Over a hundred years ago when this book was written, readers had time to savor Thackeray's various digressions into morals, psychology, and human foibles. The modern reader may be bewildered by the rambling, and by the vast number of characters, some of whom appear only as names. However, he will have no trouble following the six main characters through changes of fortune and, in some cases, of outlook. Any curiosity aroused concerning a character will be satisfied by the time one has finished the story.

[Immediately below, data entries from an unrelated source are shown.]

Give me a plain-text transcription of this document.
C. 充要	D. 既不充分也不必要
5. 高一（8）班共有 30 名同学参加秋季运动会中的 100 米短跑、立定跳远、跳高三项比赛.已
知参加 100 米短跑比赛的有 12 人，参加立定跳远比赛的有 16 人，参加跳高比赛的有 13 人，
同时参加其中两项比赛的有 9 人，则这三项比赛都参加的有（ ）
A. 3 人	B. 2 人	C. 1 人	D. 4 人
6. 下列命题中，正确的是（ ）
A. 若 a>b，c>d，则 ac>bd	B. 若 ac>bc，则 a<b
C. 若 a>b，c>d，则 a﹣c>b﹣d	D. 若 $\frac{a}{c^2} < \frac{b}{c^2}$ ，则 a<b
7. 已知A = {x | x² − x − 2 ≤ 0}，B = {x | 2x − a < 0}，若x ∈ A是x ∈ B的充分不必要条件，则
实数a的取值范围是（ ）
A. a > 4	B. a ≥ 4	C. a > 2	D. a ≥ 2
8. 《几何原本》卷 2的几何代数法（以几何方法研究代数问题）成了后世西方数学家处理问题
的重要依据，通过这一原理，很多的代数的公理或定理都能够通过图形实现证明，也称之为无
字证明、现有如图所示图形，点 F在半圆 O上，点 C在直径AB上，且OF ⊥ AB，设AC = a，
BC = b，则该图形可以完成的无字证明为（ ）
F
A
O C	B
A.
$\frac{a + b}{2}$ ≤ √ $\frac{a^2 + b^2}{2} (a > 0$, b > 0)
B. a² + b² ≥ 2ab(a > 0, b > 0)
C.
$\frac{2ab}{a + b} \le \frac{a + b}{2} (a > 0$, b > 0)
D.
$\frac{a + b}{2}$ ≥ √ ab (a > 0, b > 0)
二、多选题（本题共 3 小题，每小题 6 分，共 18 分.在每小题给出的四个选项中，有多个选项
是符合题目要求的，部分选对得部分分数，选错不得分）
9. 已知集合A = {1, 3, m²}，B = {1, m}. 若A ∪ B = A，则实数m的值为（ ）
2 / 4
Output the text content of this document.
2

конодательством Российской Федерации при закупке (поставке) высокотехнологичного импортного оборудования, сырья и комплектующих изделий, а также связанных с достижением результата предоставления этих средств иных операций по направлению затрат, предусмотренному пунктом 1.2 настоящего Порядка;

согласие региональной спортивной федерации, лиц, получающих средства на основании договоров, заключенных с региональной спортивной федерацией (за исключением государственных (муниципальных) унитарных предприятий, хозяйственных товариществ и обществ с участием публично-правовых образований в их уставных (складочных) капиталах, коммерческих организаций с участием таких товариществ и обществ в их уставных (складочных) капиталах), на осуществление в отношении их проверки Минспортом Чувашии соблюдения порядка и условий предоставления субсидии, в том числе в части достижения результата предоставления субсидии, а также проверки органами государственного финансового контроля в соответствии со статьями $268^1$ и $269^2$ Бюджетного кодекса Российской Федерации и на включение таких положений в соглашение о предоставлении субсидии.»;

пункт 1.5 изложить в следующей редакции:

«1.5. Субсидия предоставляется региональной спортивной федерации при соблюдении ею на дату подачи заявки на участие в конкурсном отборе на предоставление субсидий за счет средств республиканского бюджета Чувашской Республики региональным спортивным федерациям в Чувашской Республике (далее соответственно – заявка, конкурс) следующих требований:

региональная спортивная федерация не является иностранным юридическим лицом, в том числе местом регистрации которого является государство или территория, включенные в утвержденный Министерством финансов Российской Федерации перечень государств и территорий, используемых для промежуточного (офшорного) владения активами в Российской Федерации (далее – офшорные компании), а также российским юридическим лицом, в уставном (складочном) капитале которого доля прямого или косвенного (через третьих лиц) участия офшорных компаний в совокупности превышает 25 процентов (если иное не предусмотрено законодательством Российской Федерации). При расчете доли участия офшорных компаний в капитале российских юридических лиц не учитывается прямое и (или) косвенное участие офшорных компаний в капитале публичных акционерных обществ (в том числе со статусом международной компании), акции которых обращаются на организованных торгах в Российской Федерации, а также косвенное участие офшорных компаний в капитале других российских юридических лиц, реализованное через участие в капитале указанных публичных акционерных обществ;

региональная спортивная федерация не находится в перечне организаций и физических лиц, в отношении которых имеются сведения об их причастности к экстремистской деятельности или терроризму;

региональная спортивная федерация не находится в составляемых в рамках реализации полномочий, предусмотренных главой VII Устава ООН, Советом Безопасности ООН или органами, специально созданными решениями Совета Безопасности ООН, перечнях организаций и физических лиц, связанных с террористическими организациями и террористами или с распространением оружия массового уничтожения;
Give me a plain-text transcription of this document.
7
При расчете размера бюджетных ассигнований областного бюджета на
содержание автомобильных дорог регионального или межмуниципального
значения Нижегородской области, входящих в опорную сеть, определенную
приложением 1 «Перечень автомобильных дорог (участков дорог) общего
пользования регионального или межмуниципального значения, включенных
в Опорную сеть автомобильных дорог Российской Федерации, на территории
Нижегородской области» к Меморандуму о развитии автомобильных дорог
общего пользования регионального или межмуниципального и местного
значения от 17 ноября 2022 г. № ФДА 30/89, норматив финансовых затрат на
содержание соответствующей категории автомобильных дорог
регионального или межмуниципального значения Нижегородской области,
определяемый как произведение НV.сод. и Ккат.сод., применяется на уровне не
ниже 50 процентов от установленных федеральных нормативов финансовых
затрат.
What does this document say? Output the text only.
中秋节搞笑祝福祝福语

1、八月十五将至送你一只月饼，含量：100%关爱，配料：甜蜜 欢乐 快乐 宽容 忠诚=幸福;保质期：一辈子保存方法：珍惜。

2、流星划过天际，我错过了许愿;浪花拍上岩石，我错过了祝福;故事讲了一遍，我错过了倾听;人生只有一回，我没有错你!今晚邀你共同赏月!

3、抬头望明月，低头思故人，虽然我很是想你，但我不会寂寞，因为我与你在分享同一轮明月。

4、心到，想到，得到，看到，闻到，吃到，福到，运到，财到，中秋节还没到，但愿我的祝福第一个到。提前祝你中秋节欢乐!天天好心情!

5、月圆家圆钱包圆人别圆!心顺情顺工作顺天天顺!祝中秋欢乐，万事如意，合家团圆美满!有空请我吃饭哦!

For the purposes of this study, the book has been divided into the original installments as published. This set of notes does not attempt to take the place of reading the book. It would be impossible to catch the sly irony, the tongue-in-cheek humor of Thackeray's remarks on the human race without reading Vanity Fair at sufficient leisure to realize its subtle meanings.
Of necessity, because of the length of the book, this condensation must leave out many incidents and commentaries by the author. For this reason, also, the student is urged to read Vanity Fair for himself.